The Central Bank of Korea has continued to hold the interest rate at 3.5 percent since February of last year, after implementing seven consecutive interest rate increases from April 2022 to January 2023.

So far, the central bank has postponed easing Monetary policy Due to fears that a hasty interest rate cut would increase household debt and threaten financial stability, “while inflation enters a downward cycle.

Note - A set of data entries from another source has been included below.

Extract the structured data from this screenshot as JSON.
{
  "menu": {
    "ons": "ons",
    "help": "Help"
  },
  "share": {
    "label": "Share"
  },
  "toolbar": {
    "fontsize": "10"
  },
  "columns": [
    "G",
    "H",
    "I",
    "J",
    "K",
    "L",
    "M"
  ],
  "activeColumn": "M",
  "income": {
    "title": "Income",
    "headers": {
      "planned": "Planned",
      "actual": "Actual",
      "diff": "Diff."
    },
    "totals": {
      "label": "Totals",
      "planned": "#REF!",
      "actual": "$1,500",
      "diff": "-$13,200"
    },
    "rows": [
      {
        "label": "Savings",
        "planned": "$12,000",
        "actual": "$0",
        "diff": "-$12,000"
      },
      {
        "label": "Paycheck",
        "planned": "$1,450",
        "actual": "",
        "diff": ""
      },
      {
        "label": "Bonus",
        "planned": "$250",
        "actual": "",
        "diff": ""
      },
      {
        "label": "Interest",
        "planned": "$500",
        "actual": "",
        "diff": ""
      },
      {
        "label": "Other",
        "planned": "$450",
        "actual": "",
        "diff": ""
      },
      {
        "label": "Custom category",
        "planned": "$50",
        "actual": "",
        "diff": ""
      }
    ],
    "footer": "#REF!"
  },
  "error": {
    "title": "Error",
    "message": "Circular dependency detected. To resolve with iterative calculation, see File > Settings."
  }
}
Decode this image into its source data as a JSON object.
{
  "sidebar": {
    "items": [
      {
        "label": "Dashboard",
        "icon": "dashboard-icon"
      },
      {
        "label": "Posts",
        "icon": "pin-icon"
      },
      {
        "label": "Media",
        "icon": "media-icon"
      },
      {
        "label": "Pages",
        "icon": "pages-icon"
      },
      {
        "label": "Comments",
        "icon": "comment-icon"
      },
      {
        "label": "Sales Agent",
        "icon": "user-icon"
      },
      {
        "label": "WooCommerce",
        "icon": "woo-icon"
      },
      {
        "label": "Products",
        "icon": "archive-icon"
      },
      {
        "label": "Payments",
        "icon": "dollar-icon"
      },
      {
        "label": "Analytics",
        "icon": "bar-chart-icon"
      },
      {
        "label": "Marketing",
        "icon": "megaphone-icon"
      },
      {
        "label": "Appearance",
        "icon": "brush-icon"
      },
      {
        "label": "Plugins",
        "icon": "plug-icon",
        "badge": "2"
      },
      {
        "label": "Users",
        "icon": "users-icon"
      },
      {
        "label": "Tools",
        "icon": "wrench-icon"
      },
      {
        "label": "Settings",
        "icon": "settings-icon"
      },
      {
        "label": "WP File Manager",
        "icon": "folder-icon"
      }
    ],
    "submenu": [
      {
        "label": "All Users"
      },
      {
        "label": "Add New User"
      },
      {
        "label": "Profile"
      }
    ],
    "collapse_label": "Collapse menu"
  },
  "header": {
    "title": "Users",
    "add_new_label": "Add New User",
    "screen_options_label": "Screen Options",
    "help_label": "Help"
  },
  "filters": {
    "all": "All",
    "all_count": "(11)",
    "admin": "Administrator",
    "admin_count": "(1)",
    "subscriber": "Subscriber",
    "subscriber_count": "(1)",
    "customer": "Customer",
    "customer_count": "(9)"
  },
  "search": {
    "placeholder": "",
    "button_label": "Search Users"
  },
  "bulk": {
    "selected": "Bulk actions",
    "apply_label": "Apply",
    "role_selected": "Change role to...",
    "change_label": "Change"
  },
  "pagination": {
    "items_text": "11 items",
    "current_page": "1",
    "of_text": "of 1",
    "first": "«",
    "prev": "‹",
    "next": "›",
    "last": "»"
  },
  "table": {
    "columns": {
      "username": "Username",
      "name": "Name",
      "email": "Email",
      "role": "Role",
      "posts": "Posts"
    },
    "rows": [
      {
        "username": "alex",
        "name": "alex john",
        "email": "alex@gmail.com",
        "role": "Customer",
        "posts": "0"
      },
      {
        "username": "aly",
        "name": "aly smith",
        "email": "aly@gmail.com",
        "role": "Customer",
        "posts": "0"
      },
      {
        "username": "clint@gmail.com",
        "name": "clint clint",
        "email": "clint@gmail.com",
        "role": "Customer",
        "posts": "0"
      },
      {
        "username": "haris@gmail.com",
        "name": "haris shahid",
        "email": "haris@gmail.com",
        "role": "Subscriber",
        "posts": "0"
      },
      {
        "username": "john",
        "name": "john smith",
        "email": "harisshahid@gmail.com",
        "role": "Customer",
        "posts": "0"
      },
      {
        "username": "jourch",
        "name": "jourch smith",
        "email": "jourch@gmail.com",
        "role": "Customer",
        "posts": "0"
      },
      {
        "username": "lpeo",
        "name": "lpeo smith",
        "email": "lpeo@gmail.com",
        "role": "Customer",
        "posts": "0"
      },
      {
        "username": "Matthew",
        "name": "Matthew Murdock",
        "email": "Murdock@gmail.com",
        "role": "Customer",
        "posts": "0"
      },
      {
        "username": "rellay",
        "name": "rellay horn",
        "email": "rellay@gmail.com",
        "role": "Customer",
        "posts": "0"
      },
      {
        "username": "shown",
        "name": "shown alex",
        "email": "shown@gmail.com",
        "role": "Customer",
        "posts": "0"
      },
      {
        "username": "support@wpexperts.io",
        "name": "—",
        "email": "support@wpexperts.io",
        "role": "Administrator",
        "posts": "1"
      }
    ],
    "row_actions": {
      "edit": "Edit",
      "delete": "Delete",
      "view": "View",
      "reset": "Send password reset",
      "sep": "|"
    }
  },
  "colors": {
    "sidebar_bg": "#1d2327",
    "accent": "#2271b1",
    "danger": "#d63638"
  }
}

Central Bank Governor Ri Chang-yong said rising household debt and rising house prices must be dealt with immediately to ensure financial stability.

Earlier, the central bank also stated that conditions are ripe for a change in monetary policy, although it remains vigilant in the face of rising household loans.

Against the backdrop of a series of measures aimed at reducing household debt, housing prices have recently shown signs of slowing.

The economy is showing signs of improvement thanks to strong exports, but domestic demand remains faltering.

It is expected to grow Economy by 2.4 percent this year, slowing from a 2.6 percent increase the previous year and a 4.1 percent increase in 2021.

The bank also lowered its inflation forecast to 2.5 percent for this year, compared to its previous estimate of 2.6 percent.

The central bank expected it to rise exports The country rose by 6.9 percent this year, higher than its previous estimate of 5.1 percent, and private spending is likely to rise by 1.4 percent this year, slowing from a previous forecast of a rise of 1.8 percent.